Another factor in increasing the cost of vehicle repairs is additional damage, explains Charlie Wendlund, head of claims at Branch Insurance. Compounding this problem is the shift in the auto insurance industry from sending out assessors to assess damages to having insurers send photos of the damage from their smartphones, because the photos may not reflect everything that was damaged on the car.
“Sometimes it can feel like a car needs to be repaired because the difference between the cost of repairs and the total cost of damages is so big,” says Wendland. “But in the process of additional damage, the body shop understands in the course of this repair that there is additional damage.
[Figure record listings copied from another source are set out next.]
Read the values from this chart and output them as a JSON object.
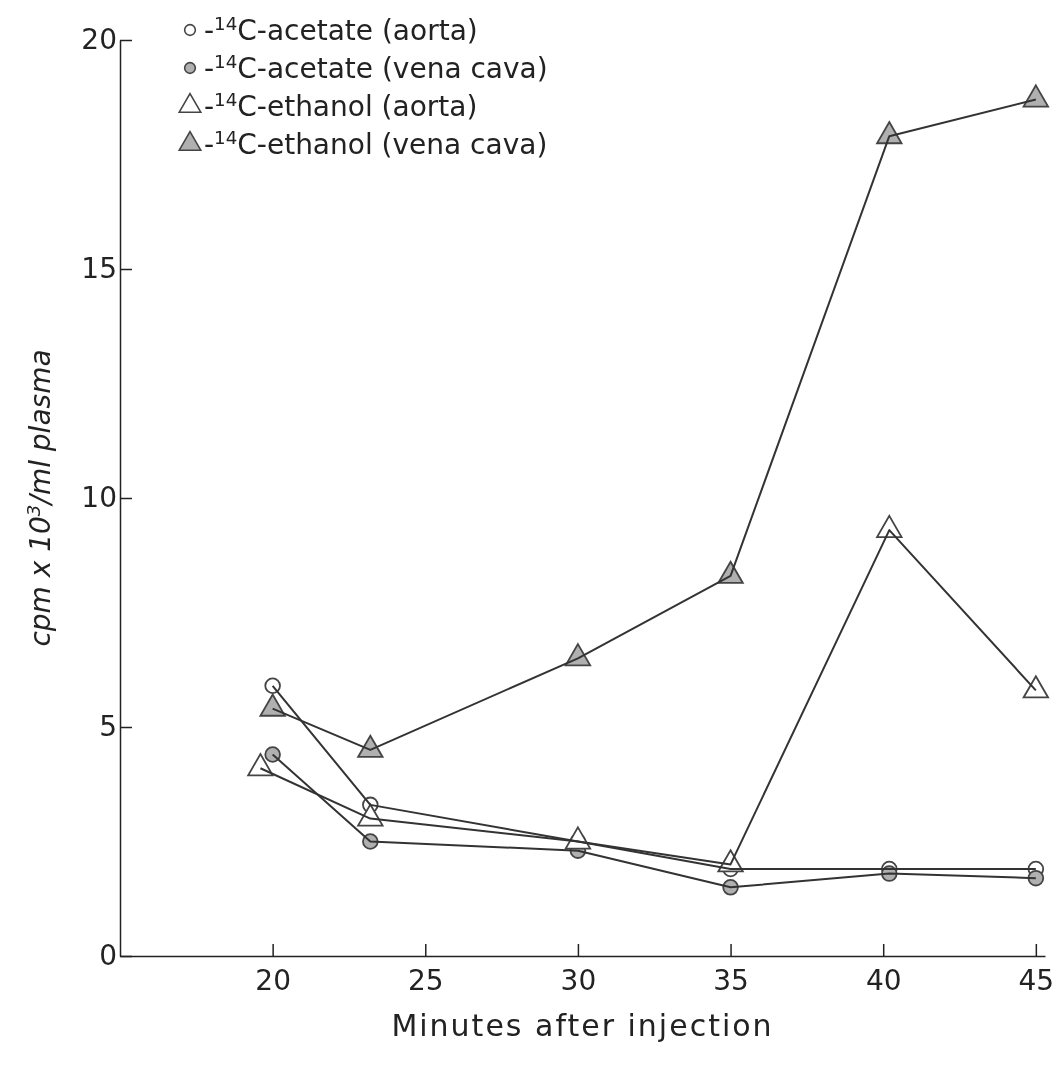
{
  "chart_data": {
    "type": "line",
    "xlabel": "Minutes after injection",
    "ylabel": "cpm x 10$^{3}$/ml plasma",
    "xlim": [
      15,
      45.3
    ],
    "xticks": [
      20,
      25,
      30,
      35,
      40,
      45
    ],
    "ylim": [
      0,
      20
    ],
    "yticks": [
      0,
      5,
      10,
      15,
      20
    ],
    "grid": false,
    "legend": "top left",
    "series": [
      {
        "name": "-$^{14}$C-acetate (aorta)",
        "color": "#ffffff",
        "marker": "circle",
        "x": [
          20,
          23.2,
          30,
          35,
          40.2,
          45
        ],
        "values": [
          5.9,
          3.3,
          2.5,
          1.9,
          1.9,
          1.9
        ]
      },
      {
        "name": "-$^{14}$C-acetate  (vena cava)",
        "color": "#b0b0b0",
        "marker": "circle",
        "x": [
          20,
          23.2,
          30,
          35,
          40.2,
          45
        ],
        "values": [
          4.4,
          2.5,
          2.3,
          1.5,
          1.8,
          1.7
        ]
      },
      {
        "name": "-$^{14}$C-ethanol (aorta)",
        "color": "#ffffff",
        "marker": "triangle",
        "x": [
          19.6,
          23.2,
          30,
          35,
          40.2,
          45
        ],
        "values": [
          4.1,
          3.0,
          2.5,
          2.0,
          9.3,
          5.8
        ]
      },
      {
        "name": "-$^{14}$C-ethanol (vena cava)",
        "color": "#b0b0b0",
        "marker": "triangle",
        "x": [
          20,
          23.2,
          30,
          35,
          40.2,
          45
        ],
        "values": [
          5.4,
          4.5,
          6.5,
          8.3,
          17.9,
          18.7
        ]
      }
    ]
  }
}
They go back to the insurance company to say they need X more for repairs. violates the total loss threshold, making your car a total loss.”
Vehicle rentals and vehicle storage fees also increase costs as repairs take longer due to more sophisticated technology, Wendland notes. Labor shortages in the auto repair industry are also exacerbating repair times. According to the Crash Course report, salaries for auto repair workers have grown at a faster rate since the beginning of 2022. From the beginning of 2019 to the end of 2021, the growth rate each quarter was about 3% or lower. In the first quarter of 2022, growth jumped to 5% and then exceeded 7% in each of the second, third and fourth quarters of 2022.
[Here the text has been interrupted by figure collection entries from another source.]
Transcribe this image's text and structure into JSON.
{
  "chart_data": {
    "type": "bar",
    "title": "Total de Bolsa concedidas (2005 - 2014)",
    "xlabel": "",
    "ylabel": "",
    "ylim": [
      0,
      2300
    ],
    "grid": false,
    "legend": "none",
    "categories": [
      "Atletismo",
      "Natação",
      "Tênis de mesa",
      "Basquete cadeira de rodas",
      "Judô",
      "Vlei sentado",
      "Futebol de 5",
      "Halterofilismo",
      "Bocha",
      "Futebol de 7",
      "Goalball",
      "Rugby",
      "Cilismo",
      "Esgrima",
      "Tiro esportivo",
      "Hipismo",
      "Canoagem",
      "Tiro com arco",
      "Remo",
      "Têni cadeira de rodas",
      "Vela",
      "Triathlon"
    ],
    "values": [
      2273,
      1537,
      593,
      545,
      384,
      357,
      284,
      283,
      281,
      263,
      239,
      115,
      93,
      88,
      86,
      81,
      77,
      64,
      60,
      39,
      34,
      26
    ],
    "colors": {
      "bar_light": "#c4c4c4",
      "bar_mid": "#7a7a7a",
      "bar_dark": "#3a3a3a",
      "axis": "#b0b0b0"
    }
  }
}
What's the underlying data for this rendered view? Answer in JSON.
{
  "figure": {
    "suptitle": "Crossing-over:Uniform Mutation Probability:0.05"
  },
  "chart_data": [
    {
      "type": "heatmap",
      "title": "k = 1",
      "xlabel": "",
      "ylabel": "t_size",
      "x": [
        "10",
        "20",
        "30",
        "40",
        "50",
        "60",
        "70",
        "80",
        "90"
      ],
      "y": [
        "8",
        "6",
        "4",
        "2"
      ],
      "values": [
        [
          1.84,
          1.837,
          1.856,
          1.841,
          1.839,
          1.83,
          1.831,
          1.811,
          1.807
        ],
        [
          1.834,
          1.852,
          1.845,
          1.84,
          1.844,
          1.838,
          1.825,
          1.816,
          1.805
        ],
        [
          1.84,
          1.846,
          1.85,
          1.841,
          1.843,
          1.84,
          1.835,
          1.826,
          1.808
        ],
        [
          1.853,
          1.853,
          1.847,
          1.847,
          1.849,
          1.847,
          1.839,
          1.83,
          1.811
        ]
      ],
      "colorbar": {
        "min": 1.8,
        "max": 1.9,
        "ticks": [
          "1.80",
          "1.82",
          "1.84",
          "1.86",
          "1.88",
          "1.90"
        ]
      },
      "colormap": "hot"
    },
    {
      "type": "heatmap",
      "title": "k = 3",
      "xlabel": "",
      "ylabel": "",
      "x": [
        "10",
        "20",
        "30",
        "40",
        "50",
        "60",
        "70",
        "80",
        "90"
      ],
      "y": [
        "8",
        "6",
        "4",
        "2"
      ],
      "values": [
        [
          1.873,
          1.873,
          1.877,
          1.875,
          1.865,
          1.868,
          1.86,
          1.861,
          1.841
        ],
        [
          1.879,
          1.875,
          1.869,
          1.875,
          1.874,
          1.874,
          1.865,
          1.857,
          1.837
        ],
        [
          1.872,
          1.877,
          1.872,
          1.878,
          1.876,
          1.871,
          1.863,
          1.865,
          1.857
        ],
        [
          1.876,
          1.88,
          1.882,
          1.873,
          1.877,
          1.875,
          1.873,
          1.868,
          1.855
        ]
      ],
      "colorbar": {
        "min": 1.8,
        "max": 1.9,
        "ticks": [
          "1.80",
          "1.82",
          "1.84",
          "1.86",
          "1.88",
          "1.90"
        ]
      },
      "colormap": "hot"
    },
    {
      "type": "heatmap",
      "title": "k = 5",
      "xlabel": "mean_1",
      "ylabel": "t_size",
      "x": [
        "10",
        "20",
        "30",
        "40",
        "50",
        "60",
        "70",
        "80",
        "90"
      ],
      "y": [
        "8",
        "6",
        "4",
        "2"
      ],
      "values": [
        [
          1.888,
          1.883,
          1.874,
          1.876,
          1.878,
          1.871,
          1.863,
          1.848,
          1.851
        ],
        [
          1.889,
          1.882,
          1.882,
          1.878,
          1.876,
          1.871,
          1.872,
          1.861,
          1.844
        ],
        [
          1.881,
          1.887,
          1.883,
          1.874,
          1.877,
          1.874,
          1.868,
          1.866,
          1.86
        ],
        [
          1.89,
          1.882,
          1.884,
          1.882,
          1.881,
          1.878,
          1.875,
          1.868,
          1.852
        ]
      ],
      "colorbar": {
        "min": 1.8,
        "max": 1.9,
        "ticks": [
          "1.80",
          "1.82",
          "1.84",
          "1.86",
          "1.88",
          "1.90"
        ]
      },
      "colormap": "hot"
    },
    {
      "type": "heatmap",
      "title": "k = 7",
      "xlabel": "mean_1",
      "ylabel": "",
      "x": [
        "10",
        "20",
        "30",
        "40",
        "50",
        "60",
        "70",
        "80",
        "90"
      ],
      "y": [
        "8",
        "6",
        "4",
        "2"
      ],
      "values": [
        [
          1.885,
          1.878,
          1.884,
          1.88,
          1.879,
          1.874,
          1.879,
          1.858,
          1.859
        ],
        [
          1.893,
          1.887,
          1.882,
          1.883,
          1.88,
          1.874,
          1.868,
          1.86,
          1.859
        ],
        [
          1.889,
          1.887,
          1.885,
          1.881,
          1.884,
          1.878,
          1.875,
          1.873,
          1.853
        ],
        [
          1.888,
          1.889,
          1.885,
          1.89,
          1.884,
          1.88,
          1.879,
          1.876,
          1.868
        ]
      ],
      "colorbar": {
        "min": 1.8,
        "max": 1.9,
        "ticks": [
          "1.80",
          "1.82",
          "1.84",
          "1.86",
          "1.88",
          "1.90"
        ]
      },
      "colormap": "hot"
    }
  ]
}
“When you have such a shortage of talent, you have to pay them more, and then it turns around and drives up the cost of labor in those valuations,” Wendland says. “We’re feeling it all over the place, in that stores are experiencing downtime right now due to demand for needed repairs and a lack of talent.”
Despite all the new technology in new cars, their price is not rising as dramatically as the cost of repairing them, CCC’s Verlaine explained. “There is a mass adoption of this technology,” he says. “For car manufacturers, this is economies of scale. This reduces the cost of building these things into the car. But for repairs, it makes cars a lot more difficult.”
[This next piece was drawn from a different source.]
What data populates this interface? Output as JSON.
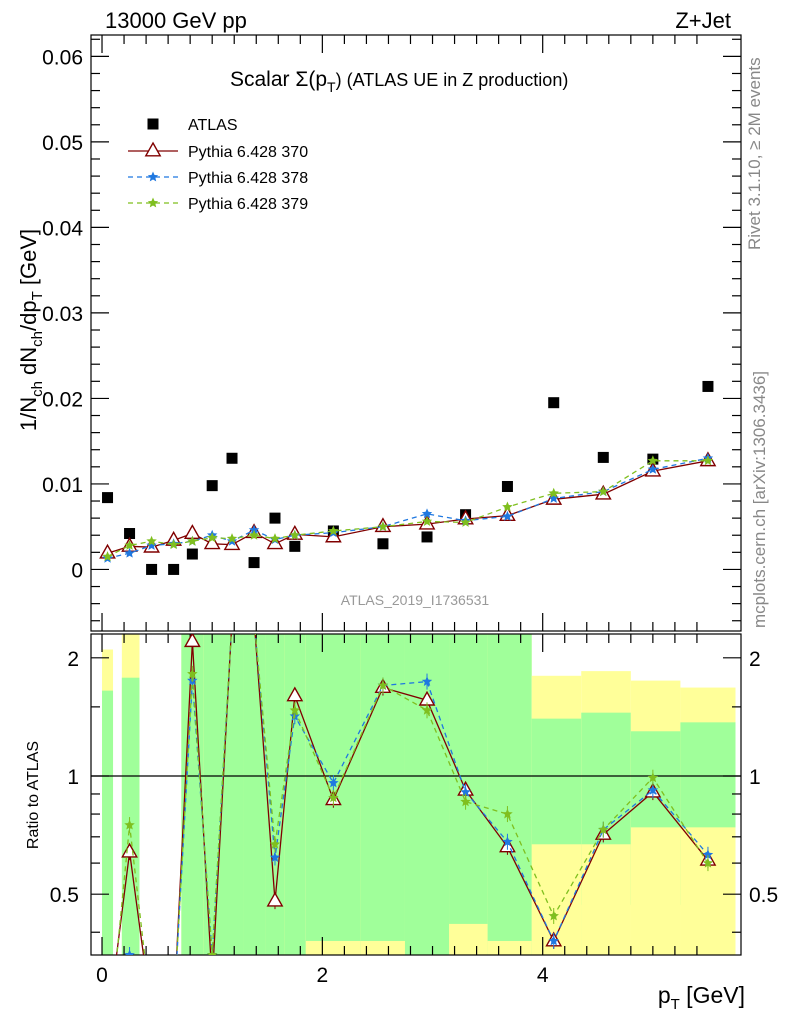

Just as consumers and markets may not have anticipated higher repair costs and higher prices for used cars, Verlaine said, insurers have been caught off guard by their premium and claims business model.
“The insurers had a really hard time because they were insuring these cars in terms of the premiums they were charging, based on a time when a lot of those forces weren’t involved,” he says. “They systematically undercharge customers given the amount of money they have to pay for these repairs.” To fill this gap, auto insurers are pushing for higher rates or have already received them from various state insurance regulators, Verlaine notes.
According to Forrester’s Carney, one possible way to stem the surge in repair costs could be the auto parts market. “You will need more spare parts. Maybe they are not new parts, maybe they are used parts, or maybe they are refurbished parts,” she says. “This could lead to lower prices for repairs and spare parts due to access to more refurbished parts.”